If you are a radiologist interpreting mammograms: you must hold the § 900.12(a) interpreting physician qualifications and meet the continuing education requirements. The new density reporting requirement adds an explicit, documented assessment to every case — not just a clinical impression, but a formal BI-RADS density category that generates patient-facing language. This is both a clinical and medicolegal consideration: if a patient with heterogeneously or extremely dense tissue develops interval cancer after a negative mammogram, the required density notification language demonstrates that the facility informed her of the dense-tissue limitation at the time of the examination.

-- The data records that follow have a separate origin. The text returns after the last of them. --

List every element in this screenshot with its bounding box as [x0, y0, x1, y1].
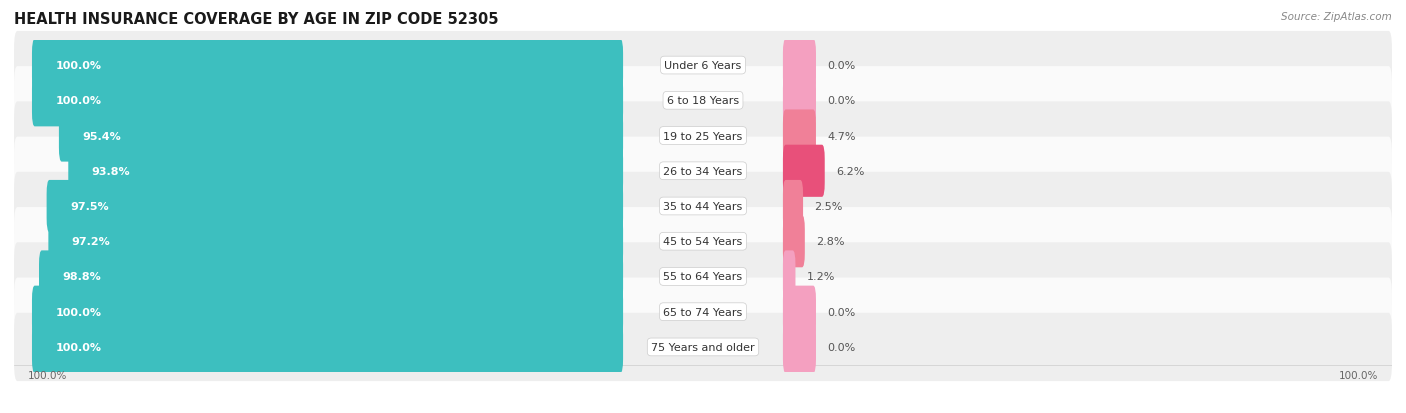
Text: 100.0%: 100.0%: [1339, 370, 1378, 380]
FancyBboxPatch shape: [783, 216, 804, 268]
FancyBboxPatch shape: [14, 102, 1392, 170]
Text: 2.5%: 2.5%: [814, 202, 842, 211]
Text: 98.8%: 98.8%: [62, 272, 101, 282]
Text: 0.0%: 0.0%: [827, 307, 855, 317]
Text: Source: ZipAtlas.com: Source: ZipAtlas.com: [1281, 12, 1392, 22]
Text: 19 to 25 Years: 19 to 25 Years: [664, 131, 742, 141]
FancyBboxPatch shape: [32, 321, 623, 373]
FancyBboxPatch shape: [14, 243, 1392, 311]
FancyBboxPatch shape: [14, 32, 1392, 100]
FancyBboxPatch shape: [14, 137, 1392, 205]
Text: 65 to 74 Years: 65 to 74 Years: [664, 307, 742, 317]
FancyBboxPatch shape: [783, 145, 825, 197]
Text: 2.8%: 2.8%: [815, 237, 845, 247]
Text: 1.2%: 1.2%: [807, 272, 835, 282]
FancyBboxPatch shape: [46, 180, 623, 233]
Text: 100.0%: 100.0%: [55, 342, 101, 352]
Text: 97.2%: 97.2%: [72, 237, 111, 247]
FancyBboxPatch shape: [14, 172, 1392, 241]
Text: 26 to 34 Years: 26 to 34 Years: [664, 166, 742, 176]
FancyBboxPatch shape: [14, 208, 1392, 276]
FancyBboxPatch shape: [14, 313, 1392, 381]
Text: 75 Years and older: 75 Years and older: [651, 342, 755, 352]
FancyBboxPatch shape: [783, 251, 796, 303]
Text: 97.5%: 97.5%: [70, 202, 108, 211]
FancyBboxPatch shape: [32, 75, 623, 127]
FancyBboxPatch shape: [14, 67, 1392, 135]
FancyBboxPatch shape: [783, 110, 815, 162]
Text: Under 6 Years: Under 6 Years: [665, 61, 741, 71]
Text: 35 to 44 Years: 35 to 44 Years: [664, 202, 742, 211]
Text: 95.4%: 95.4%: [83, 131, 121, 141]
Text: 6 to 18 Years: 6 to 18 Years: [666, 96, 740, 106]
Text: 0.0%: 0.0%: [827, 342, 855, 352]
Text: 100.0%: 100.0%: [55, 61, 101, 71]
Text: 0.0%: 0.0%: [827, 96, 855, 106]
FancyBboxPatch shape: [783, 321, 815, 373]
FancyBboxPatch shape: [783, 75, 815, 127]
FancyBboxPatch shape: [39, 251, 623, 303]
FancyBboxPatch shape: [14, 278, 1392, 346]
Text: 6.2%: 6.2%: [835, 166, 865, 176]
Text: 0.0%: 0.0%: [827, 61, 855, 71]
Text: 100.0%: 100.0%: [28, 370, 67, 380]
Text: 45 to 54 Years: 45 to 54 Years: [664, 237, 742, 247]
Text: 55 to 64 Years: 55 to 64 Years: [664, 272, 742, 282]
FancyBboxPatch shape: [69, 145, 623, 197]
Text: 100.0%: 100.0%: [55, 96, 101, 106]
FancyBboxPatch shape: [48, 216, 623, 268]
FancyBboxPatch shape: [783, 40, 815, 92]
Text: 100.0%: 100.0%: [55, 307, 101, 317]
Text: 93.8%: 93.8%: [91, 166, 131, 176]
Text: HEALTH INSURANCE COVERAGE BY AGE IN ZIP CODE 52305: HEALTH INSURANCE COVERAGE BY AGE IN ZIP …: [14, 12, 499, 27]
FancyBboxPatch shape: [783, 180, 803, 233]
Text: 4.7%: 4.7%: [827, 131, 855, 141]
FancyBboxPatch shape: [32, 286, 623, 338]
FancyBboxPatch shape: [32, 40, 623, 92]
FancyBboxPatch shape: [783, 286, 815, 338]
FancyBboxPatch shape: [59, 110, 623, 162]
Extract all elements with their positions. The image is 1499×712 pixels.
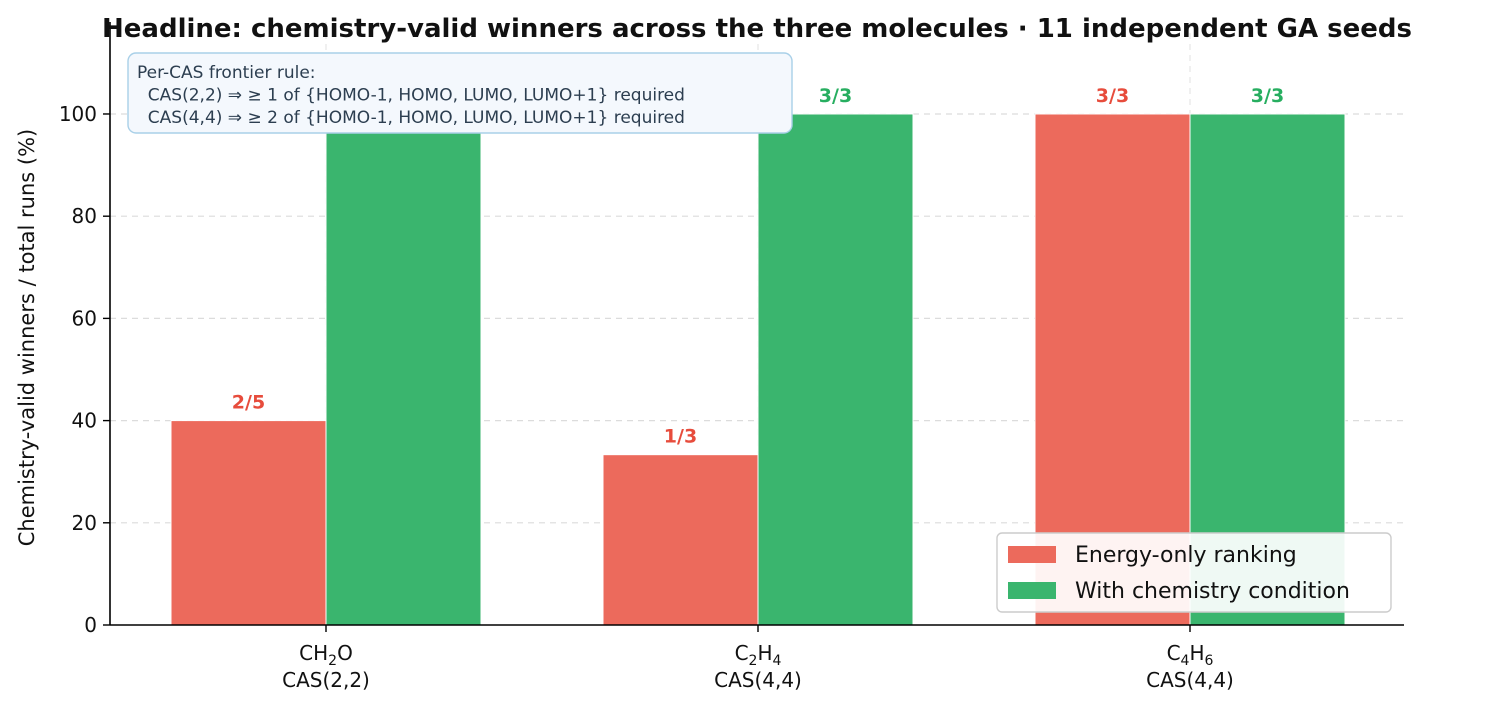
- annotation-line-0: Per-CAS frontier rule:: [137, 63, 316, 83]
- bar-label-chemistry-1: 3/3: [819, 85, 852, 107]
- bar-chemistry-1: [757, 113, 914, 626]
- legend-box: [996, 532, 1392, 613]
- y-tick-label-60: 60: [72, 306, 97, 330]
- bar-energy-only-1: [602, 454, 759, 626]
- x-tick-label-molecule-2: C4​H6​: [1167, 641, 1214, 669]
- annotation-line-2: CAS(4,4) ⇒ ≥ 2 of {HOMO-1, HOMO, LUMO, L…: [137, 108, 685, 128]
- chart-title: Headline: chemistry-valid winners across…: [102, 14, 1412, 44]
- y-tick-label-100: 100: [59, 102, 97, 126]
- x-tick-label-molecule-1: C2​H4​: [735, 641, 782, 669]
- x-tick-label-cas-1: CAS(4,4): [714, 668, 802, 692]
- y-axis-label: Chemistry-valid winners / total runs (%): [15, 129, 39, 547]
- legend-swatch-energy-only: [1008, 546, 1056, 563]
- bar-energy-only-0: [170, 420, 327, 626]
- bar-label-energy-only-0: 2/5: [232, 392, 265, 414]
- bar-label-energy-only-2: 3/3: [1096, 85, 1129, 107]
- x-tick-label-cas-2: CAS(4,4): [1146, 668, 1234, 692]
- y-tick-label-40: 40: [72, 409, 97, 433]
- legend-label-energy-only: Energy-only ranking: [1075, 543, 1297, 568]
- bar-label-chemistry-2: 3/3: [1251, 85, 1284, 107]
- y-tick-label-0: 0: [84, 613, 97, 637]
- bar-label-energy-only-1: 1/3: [664, 426, 697, 448]
- annotation-box: [127, 52, 793, 134]
- y-tick-label-80: 80: [72, 204, 97, 228]
- annotation-line-1: CAS(2,2) ⇒ ≥ 1 of {HOMO-1, HOMO, LUMO, L…: [137, 86, 685, 106]
- y-tick-label-20: 20: [72, 511, 97, 535]
- legend-label-chemistry: With chemistry condition: [1075, 579, 1350, 604]
- x-tick-label-molecule-0: CH2​O: [299, 641, 353, 669]
- x-tick-label-cas-0: CAS(2,2): [282, 668, 370, 692]
- legend-swatch-chemistry: [1008, 582, 1056, 599]
- bar-chemistry-0: [325, 113, 482, 626]
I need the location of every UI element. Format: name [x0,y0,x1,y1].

If you are a patient in a state with stricter density notification laws: several states enacted breast density notification laws before the federal MQSA requirement took effect; MQSA preempts state requirements that are less stringent but does not preempt state laws that are more protective; some states have required supplemental screening coverage for dense breasts that goes beyond the federal notification requirement.
Statutory Authority
This rule implements:
- 42 U.S.C. § 263b (Mammography Quality Standards Act of 1992, as amended) — requires FDA to establish quality standards for mammography and to certify facilities that meet those standards; authorizes FDA to establish an accreditation body system; grants FDA authority to suspend or revoke certificates; directs FDA to ensure that patients receive results in writing; the 2004 Reauthorization (P.L. 108-365) extended MQSA and required electronic records capabilities; the 2018 Reauthorization (P.L. 115-64) extended MQSA through 2022; subsequent continuing authorizations have kept the program in force
Recent Rulemakings
- 88 FR 15168 (March 10, 2023) — Major MQSA update, effective September 10, 2024: added the mandatory breast density assessment and standardized patient notification language; updated personnel qualification requirements (interpreting physician mammography continuing education increased from 15 to 15 credits but with new content requirements); updated medical audit requirements; added requirements for electronic image archiving and transfer; codified digital and digital breast tomosynthesis (3D mammography) standards that had previously been covered only by FDA guidance
- 75 FR 20916 (April 20, 2010) — Administrative update addressing accreditation body standards and inspection frequencies
- 62 FR 60614 / 62 FR 55976 (1997) — Original final rule implementing MQSA quality standards, replacing interim standards that had been in effect since 1994; established the § 900.12 personnel, equipment, and quality assurance framework that remained substantively unchanged until 2023
Pending Action
FDA is implementing the 2024 transition — the primary compliance activity is verifying that facilities have updated their mammography report templates and quality assurance programs to reflect the density notification requirement. FDA has provided guidance documents and model report language to support facility compliance. The ACR accreditation body is incorporating density documentation review into its accreditation audits. Long-term: FDA has indicated it may propose additional updates to address evolving mammography technology (including AI-assisted reading and newer 3D tomosynthesis systems), but no NPRM has been published.